To analyze the situation described, let's assume that the value of the motorcycle depreciates according to the function given. The equation seems to represent a linear depreciation model, where a motorcycle starts with a value of $14,000 and depreciates by a rate of 9% per year.
The value \( V(t) \) of the motorcycle after \( t \) years can be expressed as: \[ V(t) = 14000(1 - 0.09)^t \]
This simplifies our function: \[ V(t) = 14000(0.91)^t \]
To find out when the motorcycle will be worth $7,000, we can set \( V(t) \) equal to $7,000 and solve for \( t \):
\[ 7000 = 14000(0.91)^t \]
Divide both sides by 14,000: \[ 0.5 = (0.91)^t \]
To solve for \( t \), we can take the logarithm of both sides: \[ \log(0.5) = t \cdot \log(0.91) \]

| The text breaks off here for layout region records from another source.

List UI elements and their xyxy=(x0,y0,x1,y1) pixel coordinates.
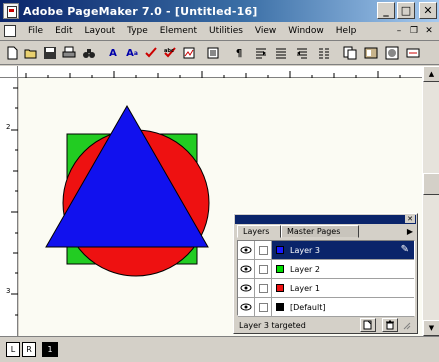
layer-row-1[interactable]: Layer 1 xyxy=(238,279,414,298)
layers-palette: ✕ Layers Master Pages ▶ Layer 3 ✎ Layer … xyxy=(233,213,418,334)
menu-view[interactable]: View xyxy=(249,26,282,36)
layer-color-swatch xyxy=(276,265,284,273)
find-binoculars-icon[interactable] xyxy=(80,44,98,62)
menu-bar: File Edit Layout Type Element Utilities … xyxy=(0,22,439,41)
ruler-origin[interactable] xyxy=(0,66,18,78)
pagemaker-app-icon[interactable] xyxy=(3,3,19,19)
styles-icon[interactable] xyxy=(180,44,198,62)
columns-icon[interactable] xyxy=(315,44,333,62)
open-folder-icon[interactable] xyxy=(22,44,40,62)
scroll-up-arrow-icon[interactable]: ▲ xyxy=(423,66,439,82)
palette-status-text: Layer 3 targeted xyxy=(239,321,306,330)
palette-menu-arrow-icon[interactable]: ▶ xyxy=(407,227,413,236)
tab-layers[interactable]: Layers xyxy=(237,225,281,238)
minimize-button[interactable]: _ xyxy=(377,2,395,19)
menu-utilities[interactable]: Utilities xyxy=(203,26,249,36)
doc-minimize-button[interactable]: – xyxy=(392,24,406,37)
layer-color-swatch xyxy=(276,284,284,292)
scroll-down-arrow-icon[interactable]: ▼ xyxy=(423,320,439,336)
menu-layout[interactable]: Layout xyxy=(79,26,122,36)
scroll-thumb[interactable] xyxy=(423,173,439,195)
menu-element[interactable]: Element xyxy=(154,26,203,36)
layer-name: [Default] xyxy=(290,302,326,312)
lock-toggle[interactable] xyxy=(255,298,272,316)
palette-tabs: Layers Master Pages ▶ xyxy=(235,225,416,238)
visibility-eye-icon[interactable] xyxy=(238,298,255,316)
visibility-eye-icon[interactable] xyxy=(238,279,255,297)
text-check-icon[interactable] xyxy=(142,44,160,62)
layer-name: Layer 1 xyxy=(290,283,320,293)
align-justify-icon[interactable] xyxy=(272,44,290,62)
print-icon[interactable] xyxy=(60,44,78,62)
resize-grip-icon[interactable] xyxy=(400,318,412,332)
left-master-page-tab[interactable]: L xyxy=(6,342,20,357)
visibility-eye-icon[interactable] xyxy=(238,260,255,278)
maximize-button[interactable]: □ xyxy=(397,2,415,19)
pen-icon: ✎ xyxy=(400,244,409,255)
menu-window[interactable]: Window xyxy=(282,26,330,36)
layer-name: Layer 2 xyxy=(290,264,320,274)
new-document-icon[interactable] xyxy=(3,44,21,62)
svg-text:abc: abc xyxy=(164,48,174,54)
menu-type[interactable]: Type xyxy=(121,26,154,36)
page-navigation-bar: L R 1 xyxy=(0,336,439,362)
menu-file[interactable]: File xyxy=(22,26,49,36)
toolbar: A Aa abc ¶ xyxy=(0,42,439,65)
control-palette-icon[interactable] xyxy=(404,44,422,62)
lock-toggle[interactable] xyxy=(255,260,272,278)
align-left-icon[interactable] xyxy=(252,44,270,62)
close-button[interactable]: ✕ xyxy=(419,2,437,19)
tab-master-pages[interactable]: Master Pages xyxy=(281,225,359,238)
paragraph-icon[interactable]: ¶ xyxy=(230,44,248,62)
doc-close-button[interactable]: ✕ xyxy=(422,24,436,37)
window-title: Adobe PageMaker 7.0 - [Untitled-16] xyxy=(23,4,258,18)
layer-row-default[interactable]: [Default] xyxy=(238,298,414,317)
doc-restore-button[interactable]: ❐ xyxy=(407,24,421,37)
place-graphic-icon[interactable] xyxy=(204,44,222,62)
palette-close-button[interactable]: ✕ xyxy=(405,215,415,223)
text-tool-icon[interactable]: A xyxy=(104,44,122,62)
lock-toggle[interactable] xyxy=(255,241,272,259)
menu-edit[interactable]: Edit xyxy=(49,26,78,36)
horizontal-ruler[interactable] xyxy=(18,66,422,78)
layer-color-swatch xyxy=(276,246,284,254)
align-right-icon[interactable] xyxy=(293,44,311,62)
layer-row-2[interactable]: Layer 2 xyxy=(238,260,414,279)
copy-page-icon[interactable] xyxy=(341,44,359,62)
text-style-icon[interactable]: Aa xyxy=(123,44,141,62)
page-1-tab[interactable]: 1 xyxy=(42,342,58,357)
right-master-page-tab[interactable]: R xyxy=(22,342,36,357)
new-layer-icon[interactable] xyxy=(360,318,376,332)
layer-color-swatch xyxy=(276,303,284,311)
layer-list: Layer 3 ✎ Layer 2 Layer 1 [Default] xyxy=(237,240,415,317)
menu-help[interactable]: Help xyxy=(330,26,363,36)
colors-icon[interactable] xyxy=(383,44,401,62)
delete-layer-trash-icon[interactable] xyxy=(382,318,398,332)
layer-row-3[interactable]: Layer 3 ✎ xyxy=(238,241,414,260)
title-bar: Adobe PageMaker 7.0 - [Untitled-16] _ □ … xyxy=(0,0,439,22)
layers-view-icon[interactable] xyxy=(362,44,380,62)
save-disk-icon[interactable] xyxy=(41,44,59,62)
palette-title-bar[interactable]: ✕ xyxy=(235,215,416,224)
vertical-ruler[interactable]: 2 3 xyxy=(0,78,18,336)
layer-name: Layer 3 xyxy=(290,245,320,255)
document-icon[interactable] xyxy=(4,25,16,37)
visibility-eye-icon[interactable] xyxy=(238,241,255,259)
lock-toggle[interactable] xyxy=(255,279,272,297)
spellcheck-icon[interactable]: abc xyxy=(161,44,179,62)
vertical-scrollbar[interactable]: ▲ ▼ xyxy=(422,66,439,336)
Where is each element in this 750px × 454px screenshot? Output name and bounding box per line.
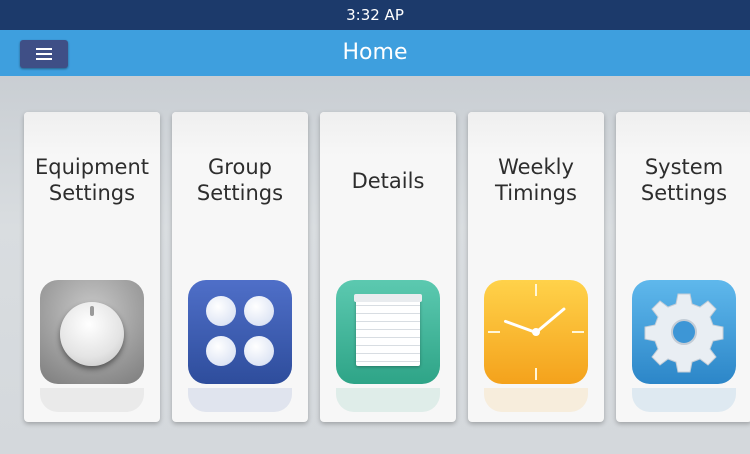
- tile-equipment-settings[interactable]: Equipment Settings: [24, 112, 160, 422]
- tile-system-settings[interactable]: System Settings: [616, 112, 750, 422]
- tile-details[interactable]: Details: [320, 112, 456, 422]
- tile-label: Group Settings: [196, 155, 284, 205]
- dial-knob-icon: [40, 280, 144, 384]
- notepad-icon: [336, 280, 440, 384]
- status-bar: 3:32 AP: [0, 0, 750, 30]
- clock-icon: [484, 280, 588, 384]
- status-time: 3:32 AP: [346, 6, 404, 24]
- tile-weekly-timings[interactable]: Weekly Timings: [468, 112, 604, 422]
- gear-icon: [632, 280, 736, 384]
- tile-label: Weekly Timings: [495, 155, 577, 205]
- tile-group-settings[interactable]: Group Settings: [172, 112, 308, 422]
- tile-label: System Settings: [640, 155, 728, 205]
- page-title: Home: [342, 40, 408, 65]
- tile-label: Equipment Settings: [35, 155, 149, 205]
- tile-label: Details: [351, 169, 425, 193]
- four-dots-icon: [188, 280, 292, 384]
- title-bar: Home: [0, 30, 750, 76]
- home-tiles-area: Equipment Settings Group Settings Detail…: [0, 76, 750, 454]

Now, solve for \( t \): \[ t = \frac{\log(0.5)}{\log(0.91)} \]
Using a calculator:
- \( \log(0.5) \approx -0.3010 \)
- \( \log(0.91) \approx -0.0434 \)
Now substituting those values into the equation for \( t \): \[ t \approx \frac{-0.3010}{-0.0434} \approx 6.93 \]
So, the motorcycle will be worth $7,000 in approximately 6.93 years.
To address your question about whether the motorcycle will be worth $7,000 in 7.3 years or 6.7 years, we can determine that it would be closer to 7.0 years. Thus, the correct statement would be that the motorcycle will be worth $7,000 before 7.3 years and after 6.7 years.
In summary, the motorcycle will be worth $7,000 approximately at 6.93 years, which is closer to 7.3 years than 6.7 years.